Genre Watch: "The Other Boleyn Girl" and the popularity of historical court dramas

It's chick lit with a royal, historical twist: as this LA Times article points out, one only has to look at recent Oscar winners and nominees (like Helen Mirren and Cate Blanchett), the recently opened The Other Boleyn Girl, and the future projects of rising starlettes like Keira Knightly and Emily Blunt to see that the historical court drama is currently an "it" genre. It's melodrama mixed with political intrigue. It's interesting female characters who "paid for their ambition with their lives, or at least, their loins" in bodices. History moves away from stuffy to sexy, as in the case of Eric Bana's Henry VIII, who instead of being "a caricature with the chicken drumsticky thing...that we know from history books," is a "young, sexy Henry who can make girls swoon with his own unbridled brio, rather than just his position."

I've wanted to see The Other Boleyn Girl for probably the same reason I love books/movies like Pride and Prejudice: they're historical soap operas. As Altman points out, our culture tends to see melodramas and women films to be a lower kind of art; what's interesting to me is that even though many of these period movies are at their core, melodramas, they have achieved critical acclaim and popularity. Perhaps the historical elements and the period costumes give them more legitimacy (even though the plot sounds like something that could be on Days of Our Lives).

2 comments:

Anonymous said...

The book is entertaining in a very chick-lit sort of way, with a story that is decent.

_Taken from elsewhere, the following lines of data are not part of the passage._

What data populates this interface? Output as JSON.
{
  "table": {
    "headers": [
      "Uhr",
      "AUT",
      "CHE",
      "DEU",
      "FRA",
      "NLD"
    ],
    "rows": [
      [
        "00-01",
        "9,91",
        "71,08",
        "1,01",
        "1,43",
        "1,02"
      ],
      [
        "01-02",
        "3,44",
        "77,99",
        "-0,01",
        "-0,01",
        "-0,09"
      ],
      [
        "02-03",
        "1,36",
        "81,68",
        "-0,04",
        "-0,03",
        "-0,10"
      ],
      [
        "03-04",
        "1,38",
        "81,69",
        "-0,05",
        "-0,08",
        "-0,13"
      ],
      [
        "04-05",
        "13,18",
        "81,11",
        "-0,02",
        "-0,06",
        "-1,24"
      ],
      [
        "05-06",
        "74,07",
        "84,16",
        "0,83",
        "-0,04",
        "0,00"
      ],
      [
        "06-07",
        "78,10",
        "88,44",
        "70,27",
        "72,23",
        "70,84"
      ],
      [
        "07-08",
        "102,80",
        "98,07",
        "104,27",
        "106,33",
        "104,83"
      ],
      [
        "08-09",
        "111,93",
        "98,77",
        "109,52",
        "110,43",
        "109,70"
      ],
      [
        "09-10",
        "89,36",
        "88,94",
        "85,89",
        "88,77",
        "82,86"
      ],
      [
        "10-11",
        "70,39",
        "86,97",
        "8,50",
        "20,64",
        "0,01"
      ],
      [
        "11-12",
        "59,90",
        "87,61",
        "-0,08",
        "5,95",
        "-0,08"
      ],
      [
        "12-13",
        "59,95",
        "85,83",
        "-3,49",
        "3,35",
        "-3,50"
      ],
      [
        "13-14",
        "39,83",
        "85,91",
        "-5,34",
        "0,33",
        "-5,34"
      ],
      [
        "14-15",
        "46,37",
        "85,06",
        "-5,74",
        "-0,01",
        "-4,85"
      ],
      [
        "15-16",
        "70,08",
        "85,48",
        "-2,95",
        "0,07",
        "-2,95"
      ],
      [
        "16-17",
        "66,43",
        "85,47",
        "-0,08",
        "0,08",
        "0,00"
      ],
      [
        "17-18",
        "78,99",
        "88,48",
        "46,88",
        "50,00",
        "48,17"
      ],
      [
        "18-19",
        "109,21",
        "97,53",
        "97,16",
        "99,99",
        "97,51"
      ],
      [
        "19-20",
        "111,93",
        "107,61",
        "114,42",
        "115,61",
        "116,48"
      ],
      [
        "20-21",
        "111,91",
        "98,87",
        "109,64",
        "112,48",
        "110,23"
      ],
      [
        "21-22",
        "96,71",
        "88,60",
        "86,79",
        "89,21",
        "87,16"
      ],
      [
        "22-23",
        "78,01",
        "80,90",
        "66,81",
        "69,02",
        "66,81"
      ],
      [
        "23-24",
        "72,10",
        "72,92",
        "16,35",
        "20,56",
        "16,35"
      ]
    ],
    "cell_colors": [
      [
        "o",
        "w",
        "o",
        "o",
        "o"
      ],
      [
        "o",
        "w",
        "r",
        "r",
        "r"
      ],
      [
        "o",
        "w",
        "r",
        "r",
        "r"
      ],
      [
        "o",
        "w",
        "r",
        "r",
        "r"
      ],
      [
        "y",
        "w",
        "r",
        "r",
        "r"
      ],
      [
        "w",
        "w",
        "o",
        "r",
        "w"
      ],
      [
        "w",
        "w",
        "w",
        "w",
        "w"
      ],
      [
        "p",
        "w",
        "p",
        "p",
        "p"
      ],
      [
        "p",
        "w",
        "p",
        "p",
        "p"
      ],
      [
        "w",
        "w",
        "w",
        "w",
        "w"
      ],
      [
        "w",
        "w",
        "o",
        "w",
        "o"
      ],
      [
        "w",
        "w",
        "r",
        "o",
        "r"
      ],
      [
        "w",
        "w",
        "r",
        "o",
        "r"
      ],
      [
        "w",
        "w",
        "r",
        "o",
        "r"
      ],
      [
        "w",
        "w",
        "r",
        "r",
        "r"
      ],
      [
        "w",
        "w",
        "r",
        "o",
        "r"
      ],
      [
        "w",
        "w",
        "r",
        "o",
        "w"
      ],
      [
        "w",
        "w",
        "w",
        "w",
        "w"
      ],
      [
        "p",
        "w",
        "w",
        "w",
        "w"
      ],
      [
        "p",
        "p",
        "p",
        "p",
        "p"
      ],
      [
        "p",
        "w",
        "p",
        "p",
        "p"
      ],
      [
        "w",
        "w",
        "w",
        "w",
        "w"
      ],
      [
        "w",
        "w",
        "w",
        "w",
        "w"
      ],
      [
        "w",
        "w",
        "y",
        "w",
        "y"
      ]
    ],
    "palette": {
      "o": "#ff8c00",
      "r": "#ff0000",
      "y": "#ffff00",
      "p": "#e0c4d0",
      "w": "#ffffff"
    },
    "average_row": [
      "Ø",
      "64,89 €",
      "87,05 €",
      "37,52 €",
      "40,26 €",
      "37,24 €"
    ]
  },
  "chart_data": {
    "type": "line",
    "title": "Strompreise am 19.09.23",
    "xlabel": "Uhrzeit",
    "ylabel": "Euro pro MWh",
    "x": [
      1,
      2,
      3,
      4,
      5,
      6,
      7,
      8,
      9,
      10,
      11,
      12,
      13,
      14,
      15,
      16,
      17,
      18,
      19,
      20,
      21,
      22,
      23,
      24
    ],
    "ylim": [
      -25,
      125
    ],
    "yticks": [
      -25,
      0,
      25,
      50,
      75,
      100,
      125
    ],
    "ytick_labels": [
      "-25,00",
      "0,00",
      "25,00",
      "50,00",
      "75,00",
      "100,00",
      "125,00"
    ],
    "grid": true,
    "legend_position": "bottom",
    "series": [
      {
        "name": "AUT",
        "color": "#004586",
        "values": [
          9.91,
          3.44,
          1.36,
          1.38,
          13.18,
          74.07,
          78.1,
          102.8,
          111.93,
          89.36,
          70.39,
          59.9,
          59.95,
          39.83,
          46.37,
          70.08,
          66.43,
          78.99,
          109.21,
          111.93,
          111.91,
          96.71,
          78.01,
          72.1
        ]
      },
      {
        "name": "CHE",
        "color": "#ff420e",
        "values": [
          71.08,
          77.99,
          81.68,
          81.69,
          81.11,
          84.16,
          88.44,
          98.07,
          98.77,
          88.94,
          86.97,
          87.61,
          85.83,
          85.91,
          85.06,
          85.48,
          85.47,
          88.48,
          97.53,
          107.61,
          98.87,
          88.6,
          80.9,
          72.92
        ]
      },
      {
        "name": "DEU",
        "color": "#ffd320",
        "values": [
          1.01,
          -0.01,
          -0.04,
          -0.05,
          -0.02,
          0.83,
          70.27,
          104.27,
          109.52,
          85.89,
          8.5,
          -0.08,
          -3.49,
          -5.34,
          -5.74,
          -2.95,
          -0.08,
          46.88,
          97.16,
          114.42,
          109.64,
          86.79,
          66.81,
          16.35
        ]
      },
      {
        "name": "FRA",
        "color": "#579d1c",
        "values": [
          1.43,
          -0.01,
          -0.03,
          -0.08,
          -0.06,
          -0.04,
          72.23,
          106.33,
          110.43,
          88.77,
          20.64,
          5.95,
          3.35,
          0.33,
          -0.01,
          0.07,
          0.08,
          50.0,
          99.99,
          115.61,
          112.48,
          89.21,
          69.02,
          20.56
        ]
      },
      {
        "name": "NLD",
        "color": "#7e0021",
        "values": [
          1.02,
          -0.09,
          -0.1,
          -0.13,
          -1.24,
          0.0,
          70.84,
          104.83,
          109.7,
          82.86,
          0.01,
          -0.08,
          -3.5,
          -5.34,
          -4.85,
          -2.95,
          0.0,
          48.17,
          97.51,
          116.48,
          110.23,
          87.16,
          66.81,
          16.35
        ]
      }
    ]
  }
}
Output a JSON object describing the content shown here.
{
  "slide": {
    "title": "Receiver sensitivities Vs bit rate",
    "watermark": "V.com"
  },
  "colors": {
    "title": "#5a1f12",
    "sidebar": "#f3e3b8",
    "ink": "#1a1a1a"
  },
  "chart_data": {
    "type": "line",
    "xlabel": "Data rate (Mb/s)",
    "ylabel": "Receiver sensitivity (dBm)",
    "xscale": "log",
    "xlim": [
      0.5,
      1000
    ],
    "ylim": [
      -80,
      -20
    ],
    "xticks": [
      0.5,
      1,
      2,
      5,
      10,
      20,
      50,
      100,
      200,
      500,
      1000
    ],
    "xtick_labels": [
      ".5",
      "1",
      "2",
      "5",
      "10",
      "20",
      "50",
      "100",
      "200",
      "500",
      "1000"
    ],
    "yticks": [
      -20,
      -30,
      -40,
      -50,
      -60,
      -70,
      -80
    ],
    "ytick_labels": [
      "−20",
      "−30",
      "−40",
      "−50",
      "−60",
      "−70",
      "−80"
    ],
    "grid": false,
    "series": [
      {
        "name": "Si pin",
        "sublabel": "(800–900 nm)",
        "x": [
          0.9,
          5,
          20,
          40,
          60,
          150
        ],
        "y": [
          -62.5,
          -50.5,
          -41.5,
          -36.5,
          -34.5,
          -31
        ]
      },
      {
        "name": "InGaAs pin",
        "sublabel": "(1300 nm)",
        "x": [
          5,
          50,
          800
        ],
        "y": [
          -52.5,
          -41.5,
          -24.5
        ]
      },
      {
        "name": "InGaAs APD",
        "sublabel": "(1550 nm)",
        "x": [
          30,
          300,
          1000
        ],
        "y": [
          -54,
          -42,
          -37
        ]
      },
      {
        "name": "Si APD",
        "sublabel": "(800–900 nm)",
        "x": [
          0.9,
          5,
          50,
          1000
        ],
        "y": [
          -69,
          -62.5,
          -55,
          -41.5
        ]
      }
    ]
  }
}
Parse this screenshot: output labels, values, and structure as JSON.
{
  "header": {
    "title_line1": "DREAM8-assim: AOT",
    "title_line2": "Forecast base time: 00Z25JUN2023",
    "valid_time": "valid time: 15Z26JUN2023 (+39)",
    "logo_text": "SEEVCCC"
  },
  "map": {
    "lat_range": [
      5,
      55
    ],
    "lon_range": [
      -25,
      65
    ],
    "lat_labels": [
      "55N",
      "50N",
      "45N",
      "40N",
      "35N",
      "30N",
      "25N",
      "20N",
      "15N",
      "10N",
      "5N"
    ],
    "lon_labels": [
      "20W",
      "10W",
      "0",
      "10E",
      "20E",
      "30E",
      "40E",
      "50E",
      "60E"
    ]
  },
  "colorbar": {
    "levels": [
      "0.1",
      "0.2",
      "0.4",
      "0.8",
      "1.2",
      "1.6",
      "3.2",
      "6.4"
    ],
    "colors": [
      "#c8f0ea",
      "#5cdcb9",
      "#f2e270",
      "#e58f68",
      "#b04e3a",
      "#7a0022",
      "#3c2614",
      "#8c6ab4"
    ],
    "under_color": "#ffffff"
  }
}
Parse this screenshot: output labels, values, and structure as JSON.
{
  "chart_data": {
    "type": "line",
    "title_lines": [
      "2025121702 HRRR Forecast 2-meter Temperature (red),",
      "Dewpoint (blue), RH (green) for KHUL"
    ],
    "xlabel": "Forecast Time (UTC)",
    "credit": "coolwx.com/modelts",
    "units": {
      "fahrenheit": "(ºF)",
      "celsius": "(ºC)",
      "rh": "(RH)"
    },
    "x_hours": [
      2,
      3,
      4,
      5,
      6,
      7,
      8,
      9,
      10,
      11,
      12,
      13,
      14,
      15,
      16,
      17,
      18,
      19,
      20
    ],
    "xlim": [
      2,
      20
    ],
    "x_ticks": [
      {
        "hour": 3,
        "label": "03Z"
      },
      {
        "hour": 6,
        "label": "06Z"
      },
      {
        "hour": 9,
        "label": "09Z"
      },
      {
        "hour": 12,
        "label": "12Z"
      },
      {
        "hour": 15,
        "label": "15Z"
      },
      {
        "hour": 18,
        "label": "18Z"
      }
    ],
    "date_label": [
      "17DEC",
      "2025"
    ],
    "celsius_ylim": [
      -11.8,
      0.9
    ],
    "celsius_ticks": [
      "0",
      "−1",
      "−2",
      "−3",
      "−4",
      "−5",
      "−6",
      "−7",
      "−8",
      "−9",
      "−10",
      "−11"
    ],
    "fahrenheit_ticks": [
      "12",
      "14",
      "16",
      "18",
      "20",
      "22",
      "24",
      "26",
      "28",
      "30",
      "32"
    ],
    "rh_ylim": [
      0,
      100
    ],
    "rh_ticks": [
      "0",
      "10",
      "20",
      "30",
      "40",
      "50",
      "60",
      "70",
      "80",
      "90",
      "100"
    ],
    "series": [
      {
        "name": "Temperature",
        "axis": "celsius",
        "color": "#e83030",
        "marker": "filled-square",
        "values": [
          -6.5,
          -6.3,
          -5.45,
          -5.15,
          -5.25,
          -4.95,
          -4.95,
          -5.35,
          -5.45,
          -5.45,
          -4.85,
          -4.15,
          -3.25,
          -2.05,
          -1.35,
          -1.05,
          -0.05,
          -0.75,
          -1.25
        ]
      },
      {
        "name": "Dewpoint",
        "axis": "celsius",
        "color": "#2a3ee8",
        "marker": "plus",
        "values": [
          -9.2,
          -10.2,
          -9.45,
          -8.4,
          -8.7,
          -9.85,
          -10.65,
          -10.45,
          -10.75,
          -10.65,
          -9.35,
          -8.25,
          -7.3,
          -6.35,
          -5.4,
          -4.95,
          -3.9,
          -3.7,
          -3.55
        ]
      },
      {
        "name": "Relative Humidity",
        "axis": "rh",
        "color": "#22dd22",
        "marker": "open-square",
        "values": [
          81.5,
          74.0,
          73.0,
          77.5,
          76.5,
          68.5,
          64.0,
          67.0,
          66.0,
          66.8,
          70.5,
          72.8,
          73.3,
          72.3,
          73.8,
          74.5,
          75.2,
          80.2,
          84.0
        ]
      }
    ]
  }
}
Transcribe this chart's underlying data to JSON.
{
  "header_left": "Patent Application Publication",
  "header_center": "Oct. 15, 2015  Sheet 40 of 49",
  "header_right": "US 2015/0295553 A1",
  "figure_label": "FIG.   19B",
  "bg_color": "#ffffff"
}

Not the kind of unbelievable literary prose you will find in a novel like Atonement (which I highly suggest everyone read, it's incredible), but still enjoyable for the "old world" human interest factor that Jim mentions has caught on. The characters have strong personalities, and the plot winds tightly before it unravels. In sum, read it. But read Atonement first.

Tiffany said...

While I was driving to class this morning, I heard Ryan Seacrest talking about The Other Boleyn Girl and he kept emphasizing that it's being marketed as a woman's film and hoping to reach women as the movie's target audience. I realize Ryan Seacrest probably isn't the most reliable source, but I still found that kind of entertaining since I always thought the movie took great pains to market ScarJo and Natalie Portman as reasons (for men especially) to see the movie.